For those looking to have an impact on policy, clear and concise writing is essential, said Madeline Reeves during a workshop with University of Michigan School for Environment and Sustainability (SEAS) researchers on April 26. Reeves is the Deputy Chief Sustainability Officer for the White House Council on Environmental Quality, and came to campus to co-lead a workshop on “Policy Engagement Training for Sustainability Scientists.” She was joined by Barry Rabe, a professor in the U-M Ford School of Public Policy, who shared his experience and advice from four decades of environmental policy work.
More than 30 faculty, staff and students attended the workshop, hosted by SEAS’ Center for Sustainable Systems (CSS). They learned about different avenues to engage in policy, from writing memos and op-eds to giving testimony to policymakers or agencies and more. Rabe shared advice about how to leverage what he called U-M’s “intellectual playground” with its tremendous diversity of expertise.
Reeves, an alumna of the U-M Ross School of Business, recommended that researchers develop relationships with political staffers and with the government agencies that implement policy. She also discussed how to embed justice and equity considerations—a key value at SEAS—into research and advocacy, and showed attendees how to use the administration’s Justice40 Initiative screening tool.

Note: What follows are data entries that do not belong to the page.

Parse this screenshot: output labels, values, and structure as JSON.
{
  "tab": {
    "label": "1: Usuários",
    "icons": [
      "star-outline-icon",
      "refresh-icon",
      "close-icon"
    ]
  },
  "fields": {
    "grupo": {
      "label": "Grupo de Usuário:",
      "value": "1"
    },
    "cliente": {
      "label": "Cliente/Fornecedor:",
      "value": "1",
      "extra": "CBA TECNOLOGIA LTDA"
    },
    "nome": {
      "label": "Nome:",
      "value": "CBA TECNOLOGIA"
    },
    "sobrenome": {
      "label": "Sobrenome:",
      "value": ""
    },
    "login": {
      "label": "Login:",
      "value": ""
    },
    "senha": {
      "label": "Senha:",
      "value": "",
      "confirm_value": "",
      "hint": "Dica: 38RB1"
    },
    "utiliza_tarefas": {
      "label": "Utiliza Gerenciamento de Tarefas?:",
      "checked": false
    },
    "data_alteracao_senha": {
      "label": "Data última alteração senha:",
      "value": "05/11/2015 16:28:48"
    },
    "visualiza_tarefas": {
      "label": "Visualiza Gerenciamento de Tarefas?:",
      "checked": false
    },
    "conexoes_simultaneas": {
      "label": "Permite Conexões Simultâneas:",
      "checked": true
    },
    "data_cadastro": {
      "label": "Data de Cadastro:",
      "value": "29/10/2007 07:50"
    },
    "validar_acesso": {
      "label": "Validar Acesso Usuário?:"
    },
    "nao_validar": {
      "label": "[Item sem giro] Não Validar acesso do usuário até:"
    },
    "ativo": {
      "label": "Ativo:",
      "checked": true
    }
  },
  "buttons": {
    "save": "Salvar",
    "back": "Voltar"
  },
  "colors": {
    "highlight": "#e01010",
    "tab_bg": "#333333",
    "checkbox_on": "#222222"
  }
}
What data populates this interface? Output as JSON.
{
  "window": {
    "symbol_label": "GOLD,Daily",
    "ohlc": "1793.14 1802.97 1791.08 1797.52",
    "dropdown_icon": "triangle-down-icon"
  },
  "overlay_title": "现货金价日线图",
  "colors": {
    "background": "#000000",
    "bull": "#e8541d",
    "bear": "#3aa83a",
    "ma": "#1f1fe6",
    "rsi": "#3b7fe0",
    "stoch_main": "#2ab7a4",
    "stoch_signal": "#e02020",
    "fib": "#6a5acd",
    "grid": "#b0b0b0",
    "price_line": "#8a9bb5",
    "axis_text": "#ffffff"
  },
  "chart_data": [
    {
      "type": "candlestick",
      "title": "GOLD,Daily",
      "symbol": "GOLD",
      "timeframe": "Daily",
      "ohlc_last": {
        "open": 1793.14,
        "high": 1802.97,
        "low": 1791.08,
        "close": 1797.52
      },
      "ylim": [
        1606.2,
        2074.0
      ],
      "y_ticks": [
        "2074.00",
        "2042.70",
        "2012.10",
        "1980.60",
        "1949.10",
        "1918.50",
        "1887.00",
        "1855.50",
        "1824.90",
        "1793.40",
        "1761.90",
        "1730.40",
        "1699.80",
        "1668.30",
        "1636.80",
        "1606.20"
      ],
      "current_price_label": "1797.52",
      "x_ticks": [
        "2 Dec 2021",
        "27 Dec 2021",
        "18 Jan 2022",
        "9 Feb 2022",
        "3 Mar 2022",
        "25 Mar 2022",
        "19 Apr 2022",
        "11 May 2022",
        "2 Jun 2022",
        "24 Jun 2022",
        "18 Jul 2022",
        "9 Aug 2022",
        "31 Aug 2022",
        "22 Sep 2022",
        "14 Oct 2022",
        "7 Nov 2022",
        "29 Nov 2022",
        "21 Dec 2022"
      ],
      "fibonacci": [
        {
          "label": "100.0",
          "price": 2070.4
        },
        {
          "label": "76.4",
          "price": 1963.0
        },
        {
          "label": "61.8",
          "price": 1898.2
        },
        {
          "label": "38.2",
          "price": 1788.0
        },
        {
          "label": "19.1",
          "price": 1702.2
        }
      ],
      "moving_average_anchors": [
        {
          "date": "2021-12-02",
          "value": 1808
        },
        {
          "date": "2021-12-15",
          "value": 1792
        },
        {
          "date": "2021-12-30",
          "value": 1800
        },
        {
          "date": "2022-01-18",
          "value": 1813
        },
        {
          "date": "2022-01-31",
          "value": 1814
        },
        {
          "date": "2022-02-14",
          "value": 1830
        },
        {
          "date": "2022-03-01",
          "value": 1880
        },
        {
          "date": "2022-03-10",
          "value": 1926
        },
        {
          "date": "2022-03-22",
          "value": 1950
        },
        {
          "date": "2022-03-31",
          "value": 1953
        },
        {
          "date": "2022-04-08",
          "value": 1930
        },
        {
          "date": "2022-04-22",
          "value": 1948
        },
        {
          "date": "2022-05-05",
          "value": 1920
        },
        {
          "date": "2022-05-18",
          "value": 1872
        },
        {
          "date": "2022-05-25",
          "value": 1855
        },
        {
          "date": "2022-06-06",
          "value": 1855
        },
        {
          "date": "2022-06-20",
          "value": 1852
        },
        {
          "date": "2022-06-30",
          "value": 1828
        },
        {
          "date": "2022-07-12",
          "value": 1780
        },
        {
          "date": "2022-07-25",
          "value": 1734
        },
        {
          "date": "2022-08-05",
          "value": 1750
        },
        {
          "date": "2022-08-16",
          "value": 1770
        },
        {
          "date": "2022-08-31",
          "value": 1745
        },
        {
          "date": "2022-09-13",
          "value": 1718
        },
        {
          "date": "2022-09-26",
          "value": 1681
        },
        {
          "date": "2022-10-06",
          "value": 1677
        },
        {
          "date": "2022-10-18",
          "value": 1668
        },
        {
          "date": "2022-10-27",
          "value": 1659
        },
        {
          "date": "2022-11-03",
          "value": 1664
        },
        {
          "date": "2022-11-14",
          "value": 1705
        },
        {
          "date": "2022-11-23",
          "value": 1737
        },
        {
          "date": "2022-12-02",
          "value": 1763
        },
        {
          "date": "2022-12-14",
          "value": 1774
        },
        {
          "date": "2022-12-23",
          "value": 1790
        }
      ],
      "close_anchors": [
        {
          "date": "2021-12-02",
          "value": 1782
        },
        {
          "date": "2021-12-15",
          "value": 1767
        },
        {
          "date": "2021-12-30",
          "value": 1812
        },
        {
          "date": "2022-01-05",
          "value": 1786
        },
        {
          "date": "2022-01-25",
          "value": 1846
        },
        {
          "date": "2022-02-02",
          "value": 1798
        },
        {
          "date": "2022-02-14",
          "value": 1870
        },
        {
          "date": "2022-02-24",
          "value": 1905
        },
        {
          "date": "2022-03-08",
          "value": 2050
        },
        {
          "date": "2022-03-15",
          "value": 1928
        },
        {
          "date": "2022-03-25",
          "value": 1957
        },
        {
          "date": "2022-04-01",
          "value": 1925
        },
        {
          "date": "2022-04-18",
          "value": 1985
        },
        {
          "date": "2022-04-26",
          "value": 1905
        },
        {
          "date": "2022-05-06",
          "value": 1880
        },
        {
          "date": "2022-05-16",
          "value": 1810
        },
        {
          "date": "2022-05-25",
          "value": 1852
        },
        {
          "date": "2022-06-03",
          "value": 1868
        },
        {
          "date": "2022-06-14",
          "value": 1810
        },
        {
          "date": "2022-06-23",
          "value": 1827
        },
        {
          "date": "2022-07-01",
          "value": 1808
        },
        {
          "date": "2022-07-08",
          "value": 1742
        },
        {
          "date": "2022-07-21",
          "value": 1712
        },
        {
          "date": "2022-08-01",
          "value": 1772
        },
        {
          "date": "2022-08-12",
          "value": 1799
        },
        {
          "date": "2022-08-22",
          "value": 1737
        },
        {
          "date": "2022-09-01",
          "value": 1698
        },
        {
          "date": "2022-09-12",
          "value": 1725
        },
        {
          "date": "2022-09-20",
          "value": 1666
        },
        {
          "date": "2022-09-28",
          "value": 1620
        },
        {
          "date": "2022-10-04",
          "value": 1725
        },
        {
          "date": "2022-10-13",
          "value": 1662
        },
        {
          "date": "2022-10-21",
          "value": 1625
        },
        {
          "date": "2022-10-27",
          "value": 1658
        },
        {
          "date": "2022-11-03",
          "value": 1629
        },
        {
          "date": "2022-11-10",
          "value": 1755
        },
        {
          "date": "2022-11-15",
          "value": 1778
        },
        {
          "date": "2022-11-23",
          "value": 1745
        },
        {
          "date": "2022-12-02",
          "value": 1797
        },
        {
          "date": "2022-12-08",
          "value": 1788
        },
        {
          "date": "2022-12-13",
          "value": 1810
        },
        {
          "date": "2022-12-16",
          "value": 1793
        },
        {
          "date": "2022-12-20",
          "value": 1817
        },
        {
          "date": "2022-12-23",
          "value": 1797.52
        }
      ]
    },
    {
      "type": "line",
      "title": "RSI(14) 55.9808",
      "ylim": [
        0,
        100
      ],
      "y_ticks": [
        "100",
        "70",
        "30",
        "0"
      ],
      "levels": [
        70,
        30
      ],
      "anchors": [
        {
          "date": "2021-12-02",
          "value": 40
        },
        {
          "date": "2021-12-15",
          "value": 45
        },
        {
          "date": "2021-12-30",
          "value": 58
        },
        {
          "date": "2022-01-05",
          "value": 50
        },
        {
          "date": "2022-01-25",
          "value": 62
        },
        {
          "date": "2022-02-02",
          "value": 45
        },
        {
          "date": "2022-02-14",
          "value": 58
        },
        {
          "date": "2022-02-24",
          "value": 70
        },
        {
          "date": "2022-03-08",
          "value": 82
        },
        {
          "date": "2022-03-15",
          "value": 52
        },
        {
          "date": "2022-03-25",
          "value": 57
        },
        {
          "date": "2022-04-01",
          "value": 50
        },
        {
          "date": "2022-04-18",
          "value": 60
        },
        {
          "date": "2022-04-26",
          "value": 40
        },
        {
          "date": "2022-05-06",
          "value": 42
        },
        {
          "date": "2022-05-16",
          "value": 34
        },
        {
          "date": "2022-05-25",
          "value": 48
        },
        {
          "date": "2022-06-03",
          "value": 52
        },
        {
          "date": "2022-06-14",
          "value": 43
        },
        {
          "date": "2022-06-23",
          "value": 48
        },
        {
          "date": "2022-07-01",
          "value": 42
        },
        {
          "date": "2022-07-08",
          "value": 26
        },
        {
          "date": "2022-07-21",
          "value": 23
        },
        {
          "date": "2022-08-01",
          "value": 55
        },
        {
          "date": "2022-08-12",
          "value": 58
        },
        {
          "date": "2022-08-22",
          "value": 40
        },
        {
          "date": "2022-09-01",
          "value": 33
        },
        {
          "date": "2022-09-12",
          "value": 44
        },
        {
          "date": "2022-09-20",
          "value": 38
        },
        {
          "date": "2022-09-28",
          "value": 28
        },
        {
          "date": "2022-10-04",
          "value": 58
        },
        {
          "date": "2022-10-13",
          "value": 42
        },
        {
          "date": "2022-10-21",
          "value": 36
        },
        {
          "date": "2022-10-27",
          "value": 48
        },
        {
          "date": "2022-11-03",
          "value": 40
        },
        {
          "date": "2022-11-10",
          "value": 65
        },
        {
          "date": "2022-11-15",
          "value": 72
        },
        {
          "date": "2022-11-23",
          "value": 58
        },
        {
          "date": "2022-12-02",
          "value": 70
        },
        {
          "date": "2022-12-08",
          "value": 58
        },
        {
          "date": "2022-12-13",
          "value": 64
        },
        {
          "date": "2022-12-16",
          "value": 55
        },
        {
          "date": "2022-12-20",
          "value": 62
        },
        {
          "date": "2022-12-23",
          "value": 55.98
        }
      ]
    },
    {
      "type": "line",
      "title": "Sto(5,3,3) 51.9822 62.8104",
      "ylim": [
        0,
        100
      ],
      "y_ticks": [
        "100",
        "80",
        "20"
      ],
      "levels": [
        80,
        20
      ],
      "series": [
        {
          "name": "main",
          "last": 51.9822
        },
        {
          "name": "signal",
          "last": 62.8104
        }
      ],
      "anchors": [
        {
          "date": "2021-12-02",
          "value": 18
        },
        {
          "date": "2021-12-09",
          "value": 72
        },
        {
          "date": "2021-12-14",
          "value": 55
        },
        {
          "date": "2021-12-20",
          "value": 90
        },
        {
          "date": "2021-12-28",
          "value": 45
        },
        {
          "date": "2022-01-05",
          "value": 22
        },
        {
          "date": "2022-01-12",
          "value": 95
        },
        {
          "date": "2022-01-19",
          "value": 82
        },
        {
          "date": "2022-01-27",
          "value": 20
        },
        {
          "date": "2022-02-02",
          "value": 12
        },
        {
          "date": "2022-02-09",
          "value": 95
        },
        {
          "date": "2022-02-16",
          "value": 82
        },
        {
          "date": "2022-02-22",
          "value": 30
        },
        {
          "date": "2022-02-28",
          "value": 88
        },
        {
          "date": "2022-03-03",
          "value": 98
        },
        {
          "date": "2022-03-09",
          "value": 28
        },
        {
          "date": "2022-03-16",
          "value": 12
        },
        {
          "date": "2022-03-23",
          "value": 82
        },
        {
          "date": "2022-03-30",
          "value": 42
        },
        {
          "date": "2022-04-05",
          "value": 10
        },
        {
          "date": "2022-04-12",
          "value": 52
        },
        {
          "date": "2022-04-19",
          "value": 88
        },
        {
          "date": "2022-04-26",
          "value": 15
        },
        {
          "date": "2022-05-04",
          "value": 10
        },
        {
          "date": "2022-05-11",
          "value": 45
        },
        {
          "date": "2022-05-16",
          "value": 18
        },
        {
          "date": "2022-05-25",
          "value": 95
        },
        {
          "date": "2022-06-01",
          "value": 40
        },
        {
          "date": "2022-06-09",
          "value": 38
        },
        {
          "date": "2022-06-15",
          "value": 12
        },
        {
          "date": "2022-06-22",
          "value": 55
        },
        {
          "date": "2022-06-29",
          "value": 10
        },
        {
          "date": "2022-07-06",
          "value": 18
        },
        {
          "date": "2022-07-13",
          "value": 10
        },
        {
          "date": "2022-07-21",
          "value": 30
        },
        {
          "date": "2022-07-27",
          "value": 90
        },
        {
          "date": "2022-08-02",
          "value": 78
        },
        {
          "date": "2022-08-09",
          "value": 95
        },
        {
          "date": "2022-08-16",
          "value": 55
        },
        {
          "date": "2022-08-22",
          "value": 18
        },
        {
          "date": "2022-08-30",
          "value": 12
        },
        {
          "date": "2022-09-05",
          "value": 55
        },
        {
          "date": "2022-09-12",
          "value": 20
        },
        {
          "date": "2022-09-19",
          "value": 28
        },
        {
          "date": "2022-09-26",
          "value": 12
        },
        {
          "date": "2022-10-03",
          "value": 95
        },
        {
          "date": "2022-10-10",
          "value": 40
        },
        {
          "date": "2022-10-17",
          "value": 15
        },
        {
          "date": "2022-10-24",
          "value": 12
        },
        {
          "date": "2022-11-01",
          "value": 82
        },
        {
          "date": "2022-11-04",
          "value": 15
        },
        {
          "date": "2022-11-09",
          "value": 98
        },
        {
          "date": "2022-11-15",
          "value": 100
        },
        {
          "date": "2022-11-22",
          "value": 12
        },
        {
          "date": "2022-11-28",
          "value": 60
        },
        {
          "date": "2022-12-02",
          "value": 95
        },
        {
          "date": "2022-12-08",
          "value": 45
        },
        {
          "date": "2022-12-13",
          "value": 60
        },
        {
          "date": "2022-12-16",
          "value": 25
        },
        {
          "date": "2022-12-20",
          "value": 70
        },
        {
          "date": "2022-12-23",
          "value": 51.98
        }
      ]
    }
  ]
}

The workshop was supported by a grant from the Union of Concerned Scientists’ Science for Public Good Fund to SEAS PhD students Chandler Sachs and Martha Christino, who organized the event. Sachs and Christino worked in policy research before coming to U-M for graduate school, so when they heard that CSS was looking to deepen its policy engagement, they were eager to participate. “Research without impact is meaningless. Knowing which national and local policy levers to press on is one way we, as sustainability scientists, can have an outsized impact on the world around us,” said Christino.
The workshop concluded with groups of researchers drafting policy memos and developing plans to keep working on and eventually publish them—even if they have to follow Rabe and Reeves’ advice to wait for the “right moment.”
Joshua Newell, CSS co-director, reflected: “SEAS and CSS produce research that is ripe with solutions to accelerate climate action and sustainability, and policy is one of the key levers to drive it. Thanks to this workshop, we now have concrete tools, ideas and momentum to help us translate our research into policy action.”